The unexpected decrease in the number of engineering aspirants applying for JEE (Main) 2015 has shocked the vast majority of academicians. Rightly so, after all, JEE (Main) also serves as the first entry point to the IITs, apart from serving as the qualifying exam for several other engineering colleges in the state as well as at a pan national level.
However, according to data available in the public domain, there is sharp decline in candidates applying for the most challenging and prestigious engineering entrance exam in the state. This trend is particularly visible in Maharashtra.
Apparently, this year, more than 40 per cent of the total engineering seats in state remained vacant. The total number of seats admitted in various engineering programs across the state has come down to 89,000 as compared to 2013’s 102,000.

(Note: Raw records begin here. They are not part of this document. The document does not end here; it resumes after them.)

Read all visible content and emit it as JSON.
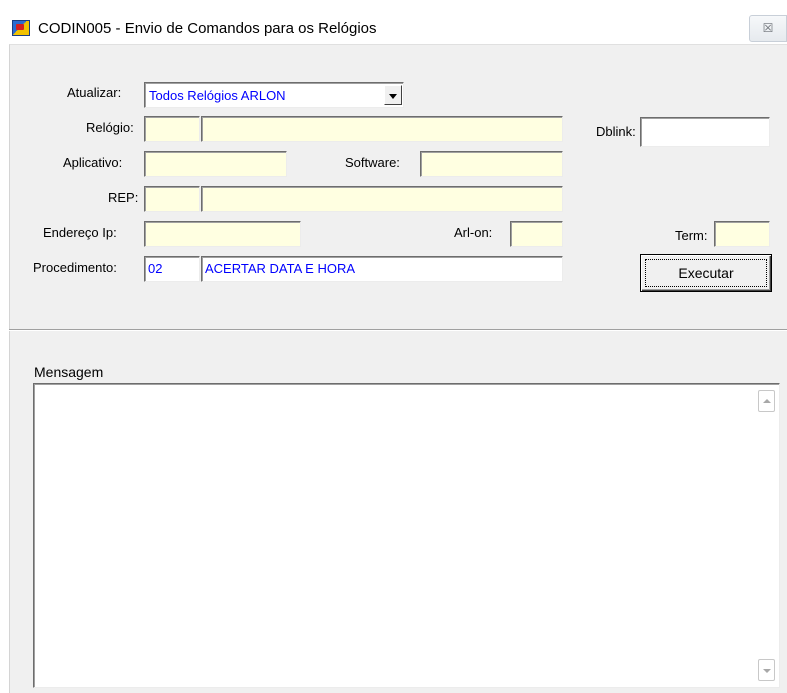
{
  "window": {
    "title": "CODIN005 - Envio de Comandos para os Relógios",
    "icon": "app-window-icon",
    "close_glyph": "☒"
  },
  "form": {
    "atualizar_label": "Atualizar:",
    "atualizar_value": "Todos Relógios ARLON",
    "relogio_label": "Relógio:",
    "relogio_code": "",
    "relogio_desc": "",
    "dblink_label": "Dblink:",
    "dblink_value": "",
    "aplicativo_label": "Aplicativo:",
    "aplicativo_value": "",
    "software_label": "Software:",
    "software_value": "",
    "rep_label": "REP:",
    "rep_code": "",
    "rep_desc": "",
    "endereco_label": "Endereço Ip:",
    "endereco_value": "",
    "arlon_label": "Arl-on:",
    "arlon_value": "",
    "term_label": "Term:",
    "term_value": "",
    "procedimento_label": "Procedimento:",
    "procedimento_code": "02",
    "procedimento_desc": "ACERTAR DATA E HORA",
    "executar_label": "Executar"
  },
  "message": {
    "label": "Mensagem",
    "text": ""
  },
  "colors": {
    "field_bg": "#ffffe1",
    "value_text": "#0000ff",
    "form_bg": "#f0f0f0"
  }
}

Many experts are of the opinion that the primary reason behind this is the fact there are, in fact, too many engineering institutes these days that collectively churn out thousands of engineering graduates each year, making them redundant. Most of these engineering colleges are more concerned about filling up their seats rather than offering their students a better career prospect.
“There are too many unemployed engineering students in the state. Many opt for odd jobs or pursue a B-school degree to get good placement,” said G D Yadav, vice-chancellor of Institute of Chemical Technology. “But now things are changing and students have become wiser in choosing colleges. They do not opt for colleges with poor infrastructure and faculty.”
However, Dayanand Meshram, member of the directorate of technical education said the government is now planning to critically evaluate engineering all engineering colleges. “We are inviting members from the industry in this committee. We are deciding parameters to evaluate these colleges,” he said adding that students will have quality option at their disposal (career-wise) only when colleges start offering quality education.